Era época da Assembleia Nacional Constituinte e faltavam poucos dias para se encerrar o prazo de apresentação das emendas populares. Numa corrida contra o relógio, as Federações Nacionais dos Trabalhadores em Telecomunicações e dos Jornalistas fizeram um grande esforço para alcançar o limite mínimo exigido de 30 mil assinaturas.
Mobilizaram até o movimento Tortura Nunca Mais, dirigido por Cecília Coimbra. O esforço deu certo e foi inscrita no último minuto a emenda que serviu de base ao capítulo da Comunicação Social da Carta de 1988. Um dos pontos chaves era a criação do Conselho de Comunicação Social, órgão auxiliar do Congresso, em decisões sobre a política de telecomunicações e o marco regulatório dos meios de comunicação.
Vem de longe, portanto, a preocupação em criar regras para rádios, tevês e mídia impressa. De acordo com o artigo 224 da Constituição em vigor, esta é uma das tarefas do Conselho de Comunicação Social, criado por lei em 1991.
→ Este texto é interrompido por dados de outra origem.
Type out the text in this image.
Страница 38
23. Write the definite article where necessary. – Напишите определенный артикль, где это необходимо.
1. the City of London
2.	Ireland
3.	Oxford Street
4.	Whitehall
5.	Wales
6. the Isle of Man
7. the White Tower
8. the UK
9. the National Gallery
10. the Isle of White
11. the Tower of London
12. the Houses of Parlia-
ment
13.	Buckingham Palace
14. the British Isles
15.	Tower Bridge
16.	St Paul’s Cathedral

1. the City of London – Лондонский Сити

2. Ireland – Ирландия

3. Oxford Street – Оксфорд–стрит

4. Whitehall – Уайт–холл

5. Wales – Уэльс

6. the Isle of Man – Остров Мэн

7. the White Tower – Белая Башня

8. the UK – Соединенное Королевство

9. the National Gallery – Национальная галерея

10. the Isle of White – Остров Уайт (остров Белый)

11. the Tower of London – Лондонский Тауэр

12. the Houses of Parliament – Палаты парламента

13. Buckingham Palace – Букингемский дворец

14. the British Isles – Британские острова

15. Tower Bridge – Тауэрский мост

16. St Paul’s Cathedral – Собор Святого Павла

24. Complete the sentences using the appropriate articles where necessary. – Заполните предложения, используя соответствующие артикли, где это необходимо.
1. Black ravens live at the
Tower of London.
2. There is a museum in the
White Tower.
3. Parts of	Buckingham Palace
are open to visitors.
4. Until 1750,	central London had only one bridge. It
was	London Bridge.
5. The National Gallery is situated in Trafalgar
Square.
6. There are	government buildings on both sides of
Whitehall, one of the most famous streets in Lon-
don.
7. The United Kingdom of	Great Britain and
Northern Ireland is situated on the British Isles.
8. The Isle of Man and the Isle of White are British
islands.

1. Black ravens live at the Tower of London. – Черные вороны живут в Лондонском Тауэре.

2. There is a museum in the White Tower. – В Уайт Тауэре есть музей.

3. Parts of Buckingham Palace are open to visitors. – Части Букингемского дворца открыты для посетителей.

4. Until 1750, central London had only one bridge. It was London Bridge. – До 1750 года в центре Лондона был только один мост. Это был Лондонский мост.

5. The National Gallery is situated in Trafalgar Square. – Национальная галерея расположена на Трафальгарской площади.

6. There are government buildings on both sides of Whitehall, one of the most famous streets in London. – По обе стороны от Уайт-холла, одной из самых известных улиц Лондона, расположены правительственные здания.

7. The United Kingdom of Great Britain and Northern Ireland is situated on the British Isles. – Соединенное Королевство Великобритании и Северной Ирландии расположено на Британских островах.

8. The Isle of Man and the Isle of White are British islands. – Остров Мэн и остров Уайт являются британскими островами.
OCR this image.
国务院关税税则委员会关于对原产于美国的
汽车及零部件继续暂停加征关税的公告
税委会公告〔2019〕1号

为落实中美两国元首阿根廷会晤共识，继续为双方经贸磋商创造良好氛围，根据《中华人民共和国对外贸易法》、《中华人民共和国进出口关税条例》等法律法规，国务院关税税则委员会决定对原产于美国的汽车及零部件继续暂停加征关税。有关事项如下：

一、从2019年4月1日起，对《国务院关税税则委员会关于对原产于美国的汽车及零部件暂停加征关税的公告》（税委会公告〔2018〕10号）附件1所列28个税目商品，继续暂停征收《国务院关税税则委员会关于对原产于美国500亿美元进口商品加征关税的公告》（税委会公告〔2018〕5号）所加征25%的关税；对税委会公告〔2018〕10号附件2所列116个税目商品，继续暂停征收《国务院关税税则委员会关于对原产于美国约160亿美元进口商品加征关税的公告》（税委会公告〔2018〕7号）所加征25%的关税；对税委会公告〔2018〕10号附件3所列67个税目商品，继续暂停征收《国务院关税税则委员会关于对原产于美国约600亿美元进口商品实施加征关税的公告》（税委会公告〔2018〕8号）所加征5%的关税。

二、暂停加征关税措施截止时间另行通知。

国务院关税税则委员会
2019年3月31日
Mas o CCS acabou esvaziado pelo comando do Senado, que aprova os nomes de seus integrantes. Só no fim do ano passado o novo colegiado foi empossado por José Sarney, com dom Orani Tempesta, arcebispo do Rio, na presidência e o jornalista Fernando Cesar Mesquita na vice-presidência, e mais 11 membros.
Por enquanto, o CCS tratou de questões como a publicação de biografias sem autorização do biografado e a tipificação do assassinato de jornalistas como crime federal.
Mas em breve terá de se debruçar sobre o polêmico marco regulatório da mídia, tema que ganhou força na América Latina depois de iniciativas radicais na Venezuela e na Argentina.
Projeto nessa direção foi elaborado com gosto especial pelo ministro da Comunicação Social do governo Lula, Franklin Martins. O texto de Franklin tem forte caráter intervencionista e gerou choro e ranger de dentes.
Um dos alvos do ex-ministro é a propriedade cruzada dos meios de comunicação em que o mesmo empresário é dono de rádios, tevês e jornais. Na Argentina, vale lembrar, Cristina Kirchner fez uso desse mecanismo para atacar o grupo Clarín, seu principal opositor.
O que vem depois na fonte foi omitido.